Cruz’s dad walks fine line in campaign
Controversial pastor’s story and style are capturing attention, good and bad
Sen. Ted Cruz has more than Tea Party activists and big-dollar donors boosting his presidential campaign. He has dad. Rafael Cruz, a 76-year-old Cuban immigrant and outspoken pastor, has been relentlessly stumping for son Ted, filling auditoriums from San Antonio to Iowa City with enthusiastic crowds and becoming one of the top surrogates for the Cruz campaign. The father’s story of fleeing a communist country for the riches of America is striking a chord.
The elder Cruz also has drawn his share of controversy and criticism, such as when he told a gathering of Texas Tea Partiers in 2012 that he would like to send President Obama “back to Kenya” or compared the U.S. president to Cuban dictator Fidel Castro. The fallout could hurt his son’s cam- paign in the long run.

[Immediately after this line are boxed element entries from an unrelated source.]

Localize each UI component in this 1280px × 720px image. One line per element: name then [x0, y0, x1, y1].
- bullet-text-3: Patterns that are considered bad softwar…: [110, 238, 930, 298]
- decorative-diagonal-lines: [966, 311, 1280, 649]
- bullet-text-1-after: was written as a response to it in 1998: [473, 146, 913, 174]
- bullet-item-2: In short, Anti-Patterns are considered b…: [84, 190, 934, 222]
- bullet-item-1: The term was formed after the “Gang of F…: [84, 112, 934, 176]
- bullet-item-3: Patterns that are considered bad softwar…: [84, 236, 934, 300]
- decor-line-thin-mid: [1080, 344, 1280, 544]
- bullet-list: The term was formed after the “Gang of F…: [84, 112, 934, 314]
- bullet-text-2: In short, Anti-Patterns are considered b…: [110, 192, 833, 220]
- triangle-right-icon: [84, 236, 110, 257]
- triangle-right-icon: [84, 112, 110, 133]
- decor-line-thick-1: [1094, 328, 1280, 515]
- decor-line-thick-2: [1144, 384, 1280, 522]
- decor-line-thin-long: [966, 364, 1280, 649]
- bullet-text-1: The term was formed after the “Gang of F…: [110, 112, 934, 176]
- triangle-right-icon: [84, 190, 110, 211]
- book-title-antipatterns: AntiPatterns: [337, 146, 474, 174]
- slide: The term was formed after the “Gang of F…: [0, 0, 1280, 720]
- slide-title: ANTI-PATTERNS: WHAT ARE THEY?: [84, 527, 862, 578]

The Cruz campaign did not return a request for comment.
For now, Rafael Cruz’s rhetoric is being eagerly consumed by GOP audiences.
“Every candidate wishes they had a dad like Rafael doing what Rafael’s doing,” said Bob Vander Plaats, president of the Family Leader group.

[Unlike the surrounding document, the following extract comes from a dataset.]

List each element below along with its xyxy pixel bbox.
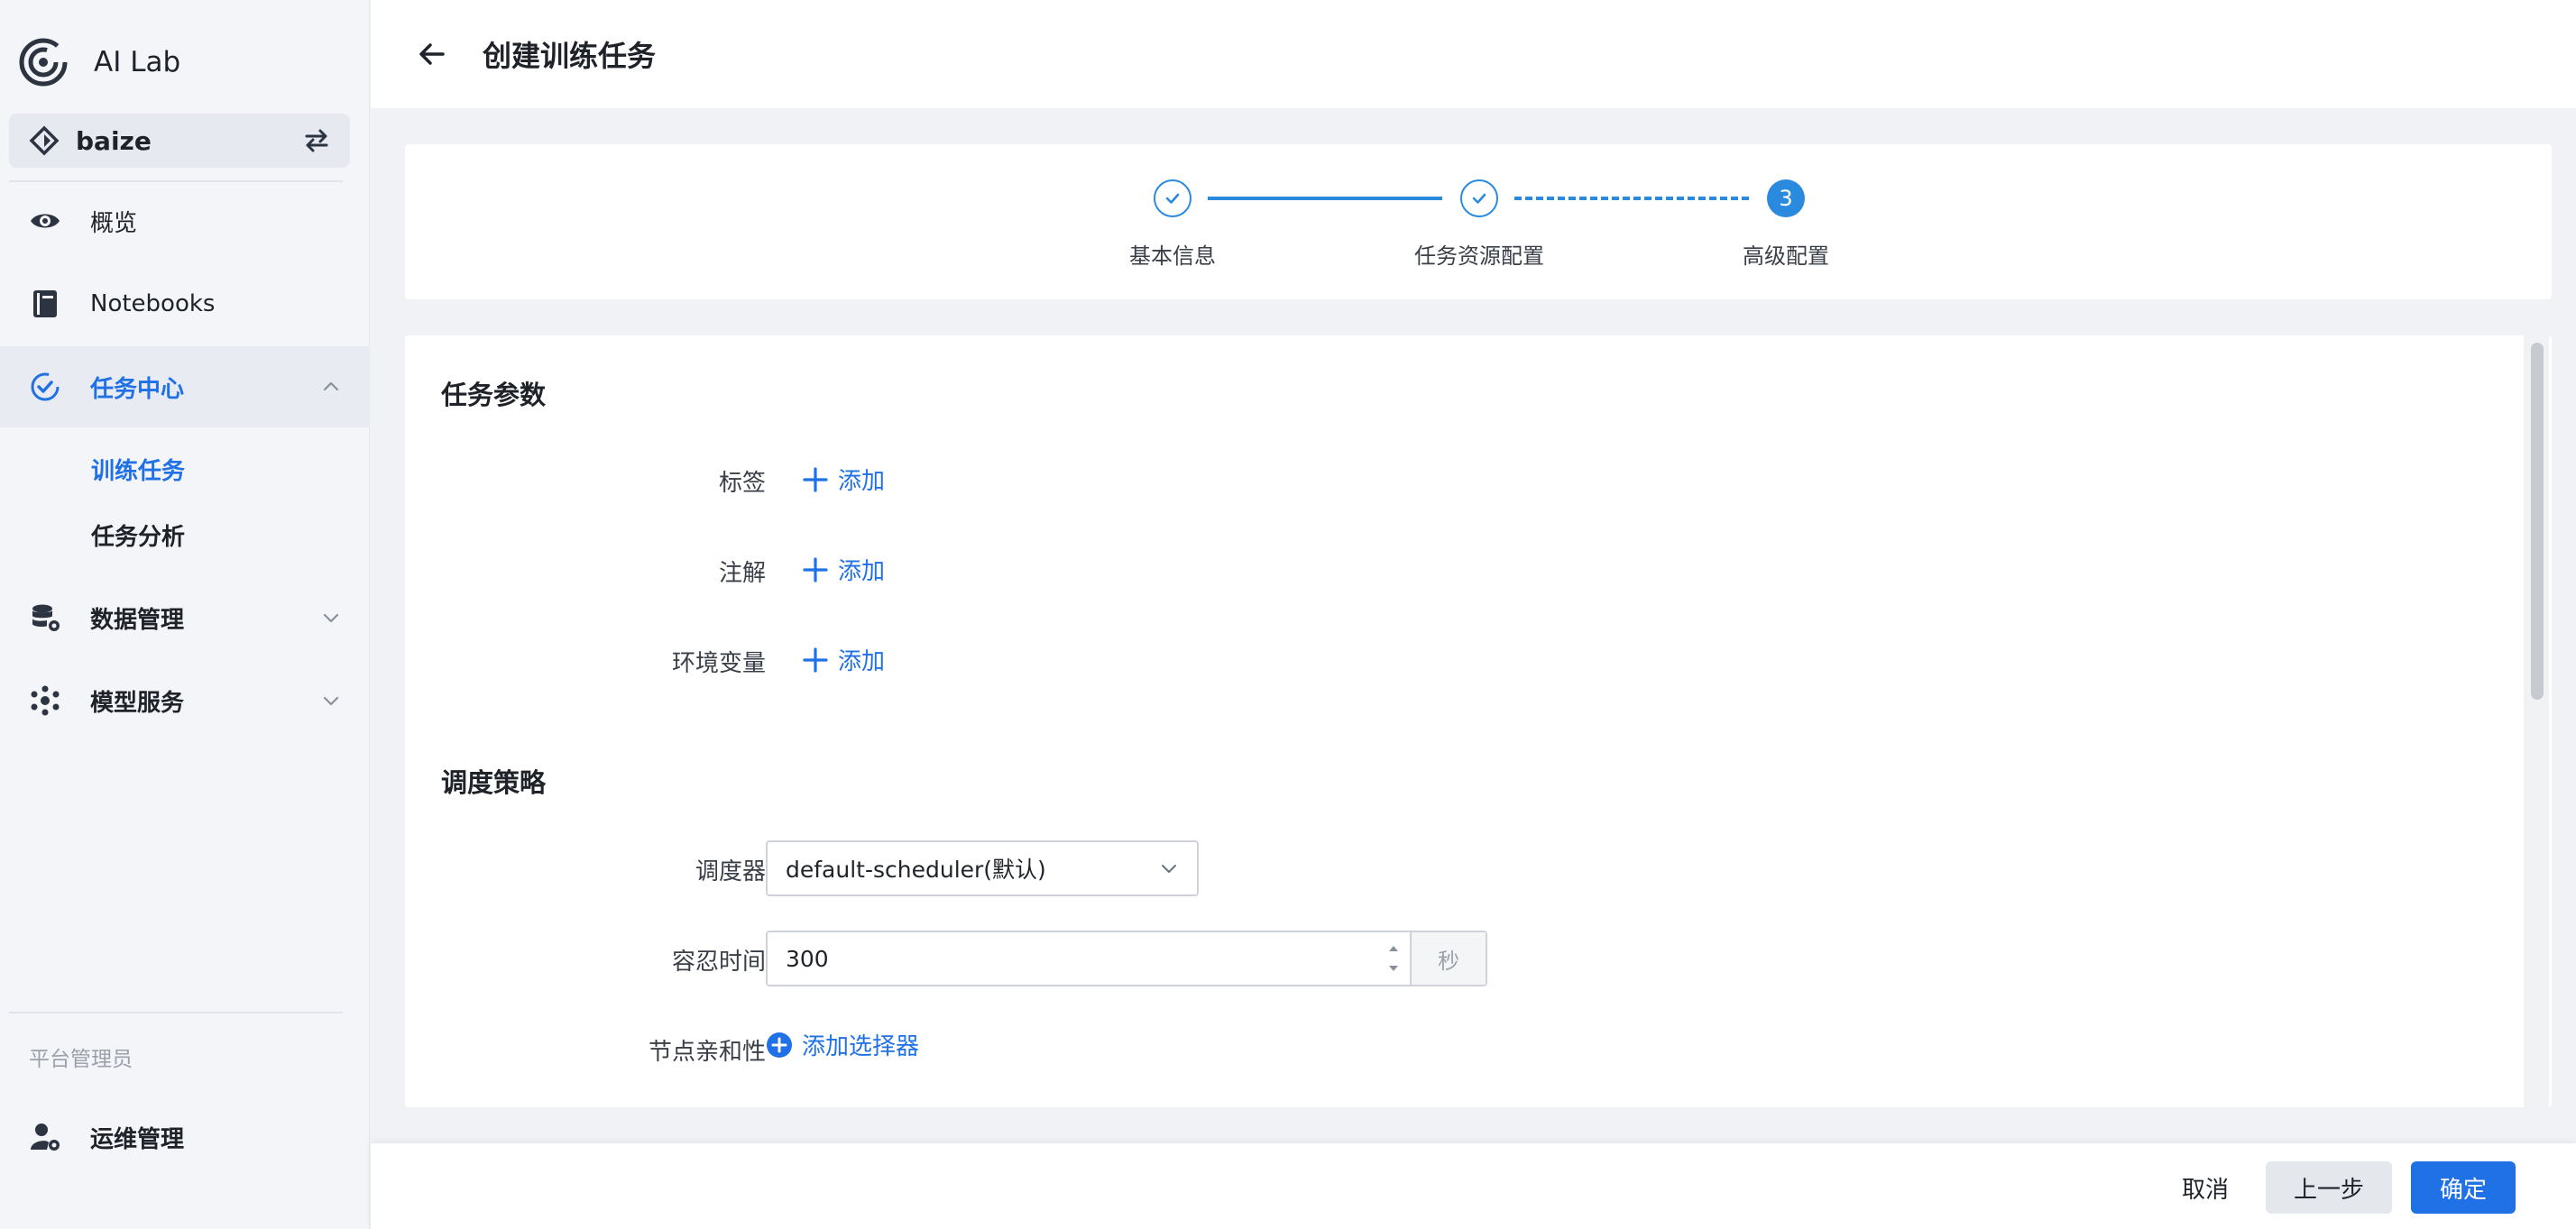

Ted Cruz is aligning himself with his dad’s tale of how his home country lost freedoms under a communist regime, said Mark Jones, a political scientist at Rice University in Houston.
That message, mixed with Rafael Cruz’s religious fervor, makes him an ideal surrogate among Tea Party activists and traditional social conservatives, he said.
Robert Stovall, chairman of the Republican Party of Bexar County, Texas, said, “He’s reinforcing the message that Sen. Cruz is getting out there: The battles he’s picking are worth standing up for,” he said.
Still, the senior Cruz also teeters on the edge of controversy. In March, BuzzFeed ran the feature “The 68 Most Controversial Things Ted Cruz’s Dad Ever Said.”
“In a general election, Rafael goes from a certain asset to a potential liability,” Jones said.